Il problema sta da tutta un’altra parte: come ho già ricordato nell’edizione del 23 ottobre 24 la nozione di “paese di origine sicuro” è una nozione giuridica definita dalla Direttiva 2013/32/UE (e nell’Allegato 1) e non già un concetto politico liberamente disponibile alla politica interna ed estera, come invece vorrebbe il Governo italiano. Sostenere (e volerlo persino imporre per legge) che Paesi devastati dalla violenza politica e da conflitti interni siano considerati di origine sicura, come lo sono molti dei Paesi dichiarati tali dal Governo italiano, rappresenta una distorsione enorme e non accettabile dei criteri e principi previsti dal diritto UE. Non a caso nessuno Stato UE ha ad esempio inserito l’Egitto, dove è stato torturato ed ucciso Giulio Regeni (e dove migliaia di persone vengono fatte sparire o torturate nelle carceri come ricorda anche la storia di Patrick Zaki) tra i paesi di origine sicura.
Credo che a nessuno verrebbe mai in mente una simile scelta, tranne che al triste Governo italiano, così inadeguato a temporaneamente guidare quella stessa Repubblica che alla sua Costituzione (art. 10 c.3) tutela il diritto d’asilo tra i diritti fondamentali della persona. Un Paese come la Nigeria dilaniato dai conflitti interni compariva anch’esso tra i paesi di origine sicura fino a poco fa quando è stato depennato grazie alla richiamata sentenza della Corte di Giustizia. Non avrebbe però mai dovuto comparire nell’elenco, lo stesso in cui ancora c’è la Georgia, dove ben due regioni secessioniste, l’Ossezia del nord e l’Abkhazia, con l’appoggio di Mosca, sono di fatto separate dal resto del Paese. Compariva (dove c’è tuttora) nella lista italiana il Bangladesh mentre erano in corso le repressioni politiche del precedente Governo di quel Paese che hanno prodotto centinaia di morti, specie tra gli studenti. E si potrebbe continuare su altri Paesi, ma non ve n’è bisogno perché il punto è chiaro.
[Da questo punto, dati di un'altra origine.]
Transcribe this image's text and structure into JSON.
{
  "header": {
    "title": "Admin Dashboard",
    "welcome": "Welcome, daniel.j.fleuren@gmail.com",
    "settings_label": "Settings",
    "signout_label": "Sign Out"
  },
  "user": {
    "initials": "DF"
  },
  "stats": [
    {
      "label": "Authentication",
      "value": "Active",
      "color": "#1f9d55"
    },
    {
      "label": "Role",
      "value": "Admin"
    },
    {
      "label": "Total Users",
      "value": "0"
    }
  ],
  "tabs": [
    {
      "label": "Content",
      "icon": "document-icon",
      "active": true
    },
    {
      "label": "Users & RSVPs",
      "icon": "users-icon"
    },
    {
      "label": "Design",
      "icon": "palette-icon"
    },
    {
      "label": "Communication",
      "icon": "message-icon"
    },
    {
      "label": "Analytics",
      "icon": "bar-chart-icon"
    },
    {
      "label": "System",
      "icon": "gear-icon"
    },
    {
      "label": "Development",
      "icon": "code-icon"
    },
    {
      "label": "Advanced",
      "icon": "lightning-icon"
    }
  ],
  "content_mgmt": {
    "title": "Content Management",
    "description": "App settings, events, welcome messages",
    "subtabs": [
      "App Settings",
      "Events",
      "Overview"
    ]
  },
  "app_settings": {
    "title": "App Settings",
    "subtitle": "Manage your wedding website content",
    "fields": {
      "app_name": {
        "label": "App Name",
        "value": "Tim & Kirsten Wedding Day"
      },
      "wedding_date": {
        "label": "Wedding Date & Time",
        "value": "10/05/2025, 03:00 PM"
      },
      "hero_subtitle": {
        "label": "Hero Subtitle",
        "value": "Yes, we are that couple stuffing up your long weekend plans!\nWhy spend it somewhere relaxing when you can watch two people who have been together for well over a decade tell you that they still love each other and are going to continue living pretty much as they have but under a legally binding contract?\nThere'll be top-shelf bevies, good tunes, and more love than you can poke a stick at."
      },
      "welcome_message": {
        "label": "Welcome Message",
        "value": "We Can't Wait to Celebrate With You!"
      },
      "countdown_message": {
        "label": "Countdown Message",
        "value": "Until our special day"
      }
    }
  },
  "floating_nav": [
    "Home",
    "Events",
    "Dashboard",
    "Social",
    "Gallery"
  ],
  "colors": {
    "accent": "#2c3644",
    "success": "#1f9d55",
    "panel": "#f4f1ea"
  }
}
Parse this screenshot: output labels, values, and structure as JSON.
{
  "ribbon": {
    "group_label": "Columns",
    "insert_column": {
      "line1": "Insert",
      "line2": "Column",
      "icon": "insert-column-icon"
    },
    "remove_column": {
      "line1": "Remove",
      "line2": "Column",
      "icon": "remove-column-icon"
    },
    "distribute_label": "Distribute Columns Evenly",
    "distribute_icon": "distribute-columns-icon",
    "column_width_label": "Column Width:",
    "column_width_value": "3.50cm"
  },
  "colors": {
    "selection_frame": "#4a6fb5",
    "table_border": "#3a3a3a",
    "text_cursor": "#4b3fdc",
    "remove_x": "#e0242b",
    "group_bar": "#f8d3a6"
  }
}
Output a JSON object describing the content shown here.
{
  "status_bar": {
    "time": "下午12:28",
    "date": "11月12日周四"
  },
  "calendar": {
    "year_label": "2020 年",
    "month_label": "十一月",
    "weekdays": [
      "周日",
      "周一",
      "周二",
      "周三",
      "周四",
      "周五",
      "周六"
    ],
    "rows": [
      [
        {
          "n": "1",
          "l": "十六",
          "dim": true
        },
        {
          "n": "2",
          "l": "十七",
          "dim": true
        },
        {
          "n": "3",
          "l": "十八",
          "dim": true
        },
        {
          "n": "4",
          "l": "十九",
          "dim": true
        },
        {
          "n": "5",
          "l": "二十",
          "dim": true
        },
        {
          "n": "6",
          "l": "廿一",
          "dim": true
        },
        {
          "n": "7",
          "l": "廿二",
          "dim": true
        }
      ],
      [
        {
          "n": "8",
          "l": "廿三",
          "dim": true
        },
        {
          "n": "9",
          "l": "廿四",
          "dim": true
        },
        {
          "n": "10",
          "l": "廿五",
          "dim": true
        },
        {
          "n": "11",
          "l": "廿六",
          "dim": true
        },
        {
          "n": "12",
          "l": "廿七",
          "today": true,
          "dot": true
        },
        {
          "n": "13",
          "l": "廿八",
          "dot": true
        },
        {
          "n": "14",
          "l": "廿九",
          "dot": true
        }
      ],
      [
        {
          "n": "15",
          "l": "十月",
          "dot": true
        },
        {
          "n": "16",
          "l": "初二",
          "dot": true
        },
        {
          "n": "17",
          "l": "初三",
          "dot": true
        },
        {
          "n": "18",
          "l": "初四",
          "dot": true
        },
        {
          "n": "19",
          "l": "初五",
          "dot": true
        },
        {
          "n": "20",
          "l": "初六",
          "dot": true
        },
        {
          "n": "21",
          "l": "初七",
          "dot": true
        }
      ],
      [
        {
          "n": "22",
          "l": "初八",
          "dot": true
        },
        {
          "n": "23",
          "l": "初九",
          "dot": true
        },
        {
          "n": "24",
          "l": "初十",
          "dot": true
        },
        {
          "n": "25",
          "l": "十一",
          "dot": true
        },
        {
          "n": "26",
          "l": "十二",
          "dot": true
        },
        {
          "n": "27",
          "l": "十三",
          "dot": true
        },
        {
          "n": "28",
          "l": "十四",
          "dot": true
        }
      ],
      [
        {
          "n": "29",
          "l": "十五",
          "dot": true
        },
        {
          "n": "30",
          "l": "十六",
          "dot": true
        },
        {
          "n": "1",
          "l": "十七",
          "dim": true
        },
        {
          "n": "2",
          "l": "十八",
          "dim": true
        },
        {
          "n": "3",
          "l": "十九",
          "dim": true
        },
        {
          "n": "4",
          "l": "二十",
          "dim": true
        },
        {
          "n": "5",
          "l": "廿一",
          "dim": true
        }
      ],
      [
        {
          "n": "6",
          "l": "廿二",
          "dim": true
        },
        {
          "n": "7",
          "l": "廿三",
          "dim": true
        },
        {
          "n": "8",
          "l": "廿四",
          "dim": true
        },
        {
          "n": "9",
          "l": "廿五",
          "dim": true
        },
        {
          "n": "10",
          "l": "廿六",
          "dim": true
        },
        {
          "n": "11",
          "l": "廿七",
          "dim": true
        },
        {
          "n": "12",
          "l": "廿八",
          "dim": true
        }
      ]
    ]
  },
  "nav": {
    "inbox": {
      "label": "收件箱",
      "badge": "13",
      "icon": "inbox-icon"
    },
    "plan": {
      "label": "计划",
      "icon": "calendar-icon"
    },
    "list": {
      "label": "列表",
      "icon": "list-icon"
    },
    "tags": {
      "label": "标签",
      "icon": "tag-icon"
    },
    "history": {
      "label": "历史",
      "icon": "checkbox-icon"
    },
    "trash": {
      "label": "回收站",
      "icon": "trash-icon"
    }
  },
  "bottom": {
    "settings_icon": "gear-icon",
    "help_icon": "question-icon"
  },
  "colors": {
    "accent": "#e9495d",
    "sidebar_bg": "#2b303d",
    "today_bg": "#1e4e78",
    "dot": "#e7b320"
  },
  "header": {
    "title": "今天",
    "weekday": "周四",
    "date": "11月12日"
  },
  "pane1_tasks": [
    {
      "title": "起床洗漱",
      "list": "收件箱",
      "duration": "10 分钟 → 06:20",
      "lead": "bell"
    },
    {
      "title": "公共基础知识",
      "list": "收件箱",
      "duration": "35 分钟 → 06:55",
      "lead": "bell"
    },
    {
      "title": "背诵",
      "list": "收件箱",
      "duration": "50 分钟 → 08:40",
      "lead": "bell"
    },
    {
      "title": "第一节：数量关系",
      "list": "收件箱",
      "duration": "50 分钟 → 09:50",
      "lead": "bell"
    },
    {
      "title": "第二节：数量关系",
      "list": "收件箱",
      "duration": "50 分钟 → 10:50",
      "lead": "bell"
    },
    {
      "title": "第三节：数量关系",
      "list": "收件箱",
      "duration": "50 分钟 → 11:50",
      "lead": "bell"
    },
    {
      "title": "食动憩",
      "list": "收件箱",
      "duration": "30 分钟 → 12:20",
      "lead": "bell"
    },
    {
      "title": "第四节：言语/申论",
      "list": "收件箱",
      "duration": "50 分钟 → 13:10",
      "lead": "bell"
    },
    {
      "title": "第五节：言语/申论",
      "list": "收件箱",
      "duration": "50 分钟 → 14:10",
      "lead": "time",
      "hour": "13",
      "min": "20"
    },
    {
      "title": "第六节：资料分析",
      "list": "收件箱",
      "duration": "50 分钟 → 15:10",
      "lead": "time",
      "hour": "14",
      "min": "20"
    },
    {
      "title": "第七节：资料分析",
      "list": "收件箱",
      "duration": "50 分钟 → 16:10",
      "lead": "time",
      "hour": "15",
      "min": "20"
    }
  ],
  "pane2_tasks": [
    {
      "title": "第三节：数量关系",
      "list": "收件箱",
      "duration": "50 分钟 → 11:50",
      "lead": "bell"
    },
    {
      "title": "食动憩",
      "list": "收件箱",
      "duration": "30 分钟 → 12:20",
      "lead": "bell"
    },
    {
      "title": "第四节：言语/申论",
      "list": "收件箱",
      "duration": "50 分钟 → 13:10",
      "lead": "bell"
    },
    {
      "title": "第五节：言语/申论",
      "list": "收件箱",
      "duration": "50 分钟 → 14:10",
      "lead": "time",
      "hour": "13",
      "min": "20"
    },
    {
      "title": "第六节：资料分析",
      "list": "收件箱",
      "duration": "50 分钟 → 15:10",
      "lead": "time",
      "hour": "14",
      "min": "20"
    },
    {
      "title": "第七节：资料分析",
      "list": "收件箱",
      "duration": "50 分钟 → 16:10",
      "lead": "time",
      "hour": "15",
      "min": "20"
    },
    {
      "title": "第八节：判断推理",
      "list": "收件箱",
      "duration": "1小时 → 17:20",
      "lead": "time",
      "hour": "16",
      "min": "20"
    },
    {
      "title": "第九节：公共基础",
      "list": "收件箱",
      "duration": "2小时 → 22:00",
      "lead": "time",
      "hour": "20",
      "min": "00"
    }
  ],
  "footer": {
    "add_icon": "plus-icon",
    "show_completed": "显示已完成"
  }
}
Ciò che colpisce in questa storia che molti cittadini italiani non comprendono perché la guardano erroneamente come fosse una battaglia tra poteri dello Stato condotta a colpi di cavilli legali su temi astrusi, è l’atteggiamento arrogante dell’Esecutivo che pretende di imporre in ogni modo la sua volontà come se quelle regole e limiti che caratterizzano un ordinamento democratico, e che dunque limitano il potere di qualunque Esecutivo, non esistessero e tutto fosse per così dire “a libera disposizione” di coloro che detengono temporaneamente il consenso. Una storia dunque molto pericolosa per noi, non solo per gli stranieri che ci chiedono asilo.